The Industrial and Commercial Bank of China could list later this year.

Senior officials at the agricultural bank said earlier this year that the bank had submitted a restructuring proposal to the State Council. But instead of a spin-off, the bank suggested an overall listing, putting the reduction of the bad loans as the top priority, to be followed by a financial reshuffle. The bank was also said to be in talks with potential foreign strategic investors.

"The news of a possible split gave us a blow," a member of staff at the agricultural bank's headquarters in Beijing said yesterday. "We cannot accept it." If the plan is implemented, the bank's image would be damaged and competitiveness eroded, said the staff member, who preferred to remain anonymous.

"A major advantage of our bank is the big national network. If that network is broken or split into small ones, then we will lose big clients. And what is the difference between our bank and city banks and rural co-operatives?" she said.

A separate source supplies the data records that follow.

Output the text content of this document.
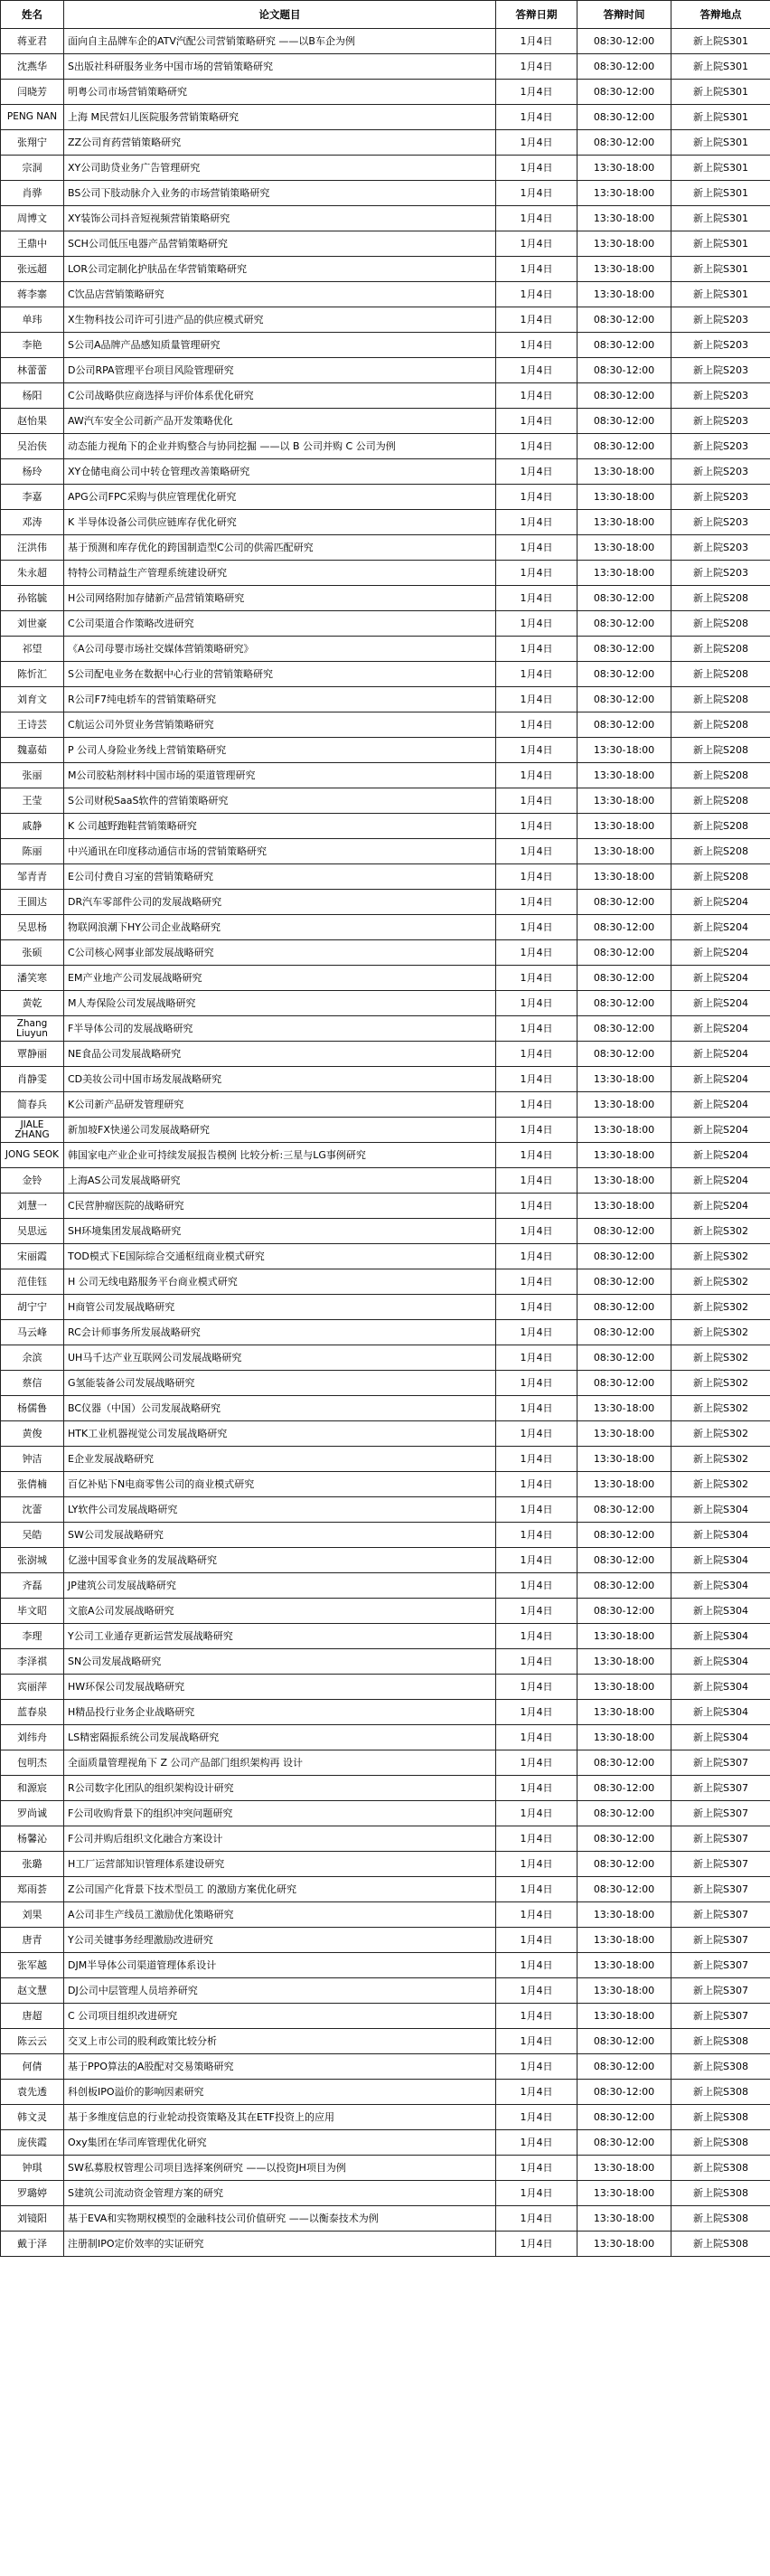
姓名	论文题目	答辩日期	答辩时间	答辩地点
蒋亚君	面向自主品牌车企的ATV汽配公司营销策略研究 ——以B车企为例	1月4日	08:30-12:00	新上院S301
沈燕华	S出版社科研服务业务中国市场的营销策略研究	1月4日	08:30-12:00	新上院S301
闫晓芳	明粤公司市场营销策略研究	1月4日	08:30-12:00	新上院S301
PENG NAN	上海 M民营妇儿医院服务营销策略研究	1月4日	08:30-12:00	新上院S301
张翔宁	ZZ公司育药营销策略研究	1月4日	08:30-12:00	新上院S301
宗洞	XY公司助贷业务广告管理研究	1月4日	13:30-18:00	新上院S301
肖骅	BS公司下肢动脉介入业务的市场营销策略研究	1月4日	13:30-18:00	新上院S301
周博文	XY装饰公司抖音短视频营销策略研究	1月4日	13:30-18:00	新上院S301
王鼎中	SCH公司低压电器产品营销策略研究	1月4日	13:30-18:00	新上院S301
张远超	LOR公司定制化护肤品在华营销策略研究	1月4日	13:30-18:00	新上院S301
蒋李寨	C饮品店营销策略研究	1月4日	13:30-18:00	新上院S301
单玮	X生物科技公司许可引进产品的供应模式研究	1月4日	08:30-12:00	新上院S203
李艳	S公司A品牌产品感知质量管理研究	1月4日	08:30-12:00	新上院S203
林蕾蕾	D公司RPA管理平台项目风险管理研究	1月4日	08:30-12:00	新上院S203
杨阳	C公司战略供应商选择与评价体系优化研究	1月4日	08:30-12:00	新上院S203
赵怡果	AW汽车安全公司新产品开发策略优化	1月4日	08:30-12:00	新上院S203
吴治侠	动态能力视角下的企业并购整合与协同挖掘 ——以 B 公司并购 C 公司为例	1月4日	08:30-12:00	新上院S203
杨玲	XY仓储电商公司中转仓管理改善策略研究	1月4日	13:30-18:00	新上院S203
李嘉	APG公司FPC采购与供应管理优化研究	1月4日	13:30-18:00	新上院S203
邓涛	K 半导体设备公司供应链库存优化研究	1月4日	13:30-18:00	新上院S203
汪洪伟	基于预测和库存优化的跨国制造型C公司的供需匹配研究	1月4日	13:30-18:00	新上院S203
朱永超	特特公司精益生产管理系统建设研究	1月4日	13:30-18:00	新上院S203
孙铭毓	H公司网络附加存储新产品营销策略研究	1月4日	08:30-12:00	新上院S208
刘世豪	C公司渠道合作策略改进研究	1月4日	08:30-12:00	新上院S208
祁望	《A公司母婴市场社交媒体营销策略研究》	1月4日	08:30-12:00	新上院S208
陈忻汇	S公司配电业务在数据中心行业的营销策略研究	1月4日	08:30-12:00	新上院S208
刘育文	R公司F7纯电轿车的营销策略研究	1月4日	08:30-12:00	新上院S208
王诗芸	C航运公司外贸业务营销策略研究	1月4日	08:30-12:00	新上院S208
魏嘉茹	P 公司人身险业务线上营销策略研究	1月4日	13:30-18:00	新上院S208
张丽	M公司胶粘剂材料中国市场的渠道管理研究	1月4日	13:30-18:00	新上院S208
王莹	S公司财税SaaS软件的营销策略研究	1月4日	13:30-18:00	新上院S208
戚静	K 公司越野跑鞋营销策略研究	1月4日	13:30-18:00	新上院S208
陈丽	中兴通讯在印度移动通信市场的营销策略研究	1月4日	13:30-18:00	新上院S208
邹青青	E公司付费自习室的营销策略研究	1月4日	13:30-18:00	新上院S208
王圆达	DR汽车零部件公司的发展战略研究	1月4日	08:30-12:00	新上院S204
吴思杨	物联网浪潮下HY公司企业战略研究	1月4日	08:30-12:00	新上院S204
张硕	C公司核心网事业部发展战略研究	1月4日	08:30-12:00	新上院S204
潘笑寒	EM产业地产公司发展战略研究	1月4日	08:30-12:00	新上院S204
黄乾	M人寿保险公司发展战略研究	1月4日	08:30-12:00	新上院S204
Zhang Liuyun	F半导体公司的发展战略研究	1月4日	08:30-12:00	新上院S204
覃静丽	NE食品公司发展战略研究	1月4日	08:30-12:00	新上院S204
肖静雯	CD美妆公司中国市场发展战略研究	1月4日	13:30-18:00	新上院S204
简春兵	K公司新产品研发管理研究	1月4日	13:30-18:00	新上院S204
JIALE ZHANG	新加坡FX快递公司发展战略研究	1月4日	13:30-18:00	新上院S204
JONG SEOK	韩国家电产业企业可持续发展报告模例 比较分析:三星与LG事例研究	1月4日	13:30-18:00	新上院S204
金铃	上海AS公司发展战略研究	1月4日	13:30-18:00	新上院S204
刘慧一	C民营肿瘤医院的战略研究	1月4日	13:30-18:00	新上院S204
吴思远	SH环境集团发展战略研究	1月4日	08:30-12:00	新上院S302
宋丽霞	TOD模式下E国际综合交通枢纽商业模式研究	1月4日	08:30-12:00	新上院S302
范佳钰	H 公司无线电路服务平台商业模式研究	1月4日	08:30-12:00	新上院S302
胡宁宁	H商管公司发展战略研究	1月4日	08:30-12:00	新上院S302
马云峰	RC会计师事务所发展战略研究	1月4日	08:30-12:00	新上院S302
余滨	UH马千达产业互联网公司发展战略研究	1月4日	08:30-12:00	新上院S302
蔡信	G氢能装备公司发展战略研究	1月4日	08:30-12:00	新上院S302
杨儒鲁	BC仪器（中国）公司发展战略研究	1月4日	13:30-18:00	新上院S302
黄俊	HTK工业机器视觉公司发展战略研究	1月4日	13:30-18:00	新上院S302
钟洁	E企业发展战略研究	1月4日	13:30-18:00	新上院S302
张倩楠	百亿补贴下N电商零售公司的商业模式研究	1月4日	13:30-18:00	新上院S302
沈蕾	LY软件公司发展战略研究	1月4日	08:30-12:00	新上院S304
吴皓	SW公司发展战略研究	1月4日	08:30-12:00	新上院S304
张澍城	亿滋中国零食业务的发展战略研究	1月4日	08:30-12:00	新上院S304
齐磊	JP建筑公司发展战略研究	1月4日	08:30-12:00	新上院S304
毕文昭	文旅A公司发展战略研究	1月4日	08:30-12:00	新上院S304
李理	Y公司工业通存更新运营发展战略研究	1月4日	13:30-18:00	新上院S304
李泽祺	SN公司发展战略研究	1月4日	13:30-18:00	新上院S304
宾丽萍	HW环保公司发展战略研究	1月4日	13:30-18:00	新上院S304
蓝春泉	H精品投行业务企业战略研究	1月4日	13:30-18:00	新上院S304
刘纬舟	LS精密隔振系统公司发展战略研究	1月4日	13:30-18:00	新上院S304
包明杰	全面质量管理视角下 Z 公司产品部门组织架构再 设计	1月4日	08:30-12:00	新上院S307
和源宸	R公司数字化团队的组织架构设计研究	1月4日	08:30-12:00	新上院S307
罗尚诚	F公司收购背景下的组织冲突问题研究	1月4日	08:30-12:00	新上院S307
杨馨沁	F公司并购后组织文化融合方案设计	1月4日	08:30-12:00	新上院S307
张璐	H工厂运营部知识管理体系建设研究	1月4日	08:30-12:00	新上院S307
郑雨荟	Z公司国产化背景下技术型员工 的激励方案优化研究	1月4日	08:30-12:00	新上院S307
刘果	A公司非生产线员工激励优化策略研究	1月4日	13:30-18:00	新上院S307
唐青	Y公司关键事务经理激励改进研究	1月4日	13:30-18:00	新上院S307
张军越	DJM半导体公司渠道管理体系设计	1月4日	13:30-18:00	新上院S307
赵文慧	DJ公司中层管理人员培养研究	1月4日	13:30-18:00	新上院S307
唐超	C 公司项目组织改进研究	1月4日	13:30-18:00	新上院S307
陈云云	交叉上市公司的股利政策比较分析	1月4日	08:30-12:00	新上院S308
何倩	基于PPO算法的A股配对交易策略研究	1月4日	08:30-12:00	新上院S308
袁先透	科创板IPO溢价的影响因素研究	1月4日	08:30-12:00	新上院S308
韩文灵	基于多维度信息的行业轮动投资策略及其在ETF投资上的应用	1月4日	08:30-12:00	新上院S308
庞侠霞	Oxy集团在华司库管理优化研究	1月4日	08:30-12:00	新上院S308
钟琪	SW私募股权管理公司项目选择案例研究 ——以投资JH项目为例	1月4日	13:30-18:00	新上院S308
罗璐婷	S建筑公司流动资金管理方案的研究	1月4日	13:30-18:00	新上院S308
刘镜阳	基于EVA和实物期权模型的金融科技公司价值研究 ——以衡泰技术为例	1月4日	13:30-18:00	新上院S308
戴于泽	注册制IPO定价效率的实证研究	1月4日	13:30-18:00	新上院S308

Experts also said the idea of splitting the national bank into regional ones should take into consideration the heavy cost of redundancies and the reallocation of labour and bank units.

He Ziyun, a professor of banking at the University of International Business and Economics in Beijing, said the split of a big bank like the Agricultural Bank of China goes against current trends.

Now that many city banks and co-operatives have merged or are seeking partners to become larger and stronger, it would be unwise to split up a big bank, which would lower the bank's reputation and competitiveness, he said.

The reshuffle will also affect the morale of staff and lead to unnecessary chaos, which will ultimately slow down the pace of restructuring, he said.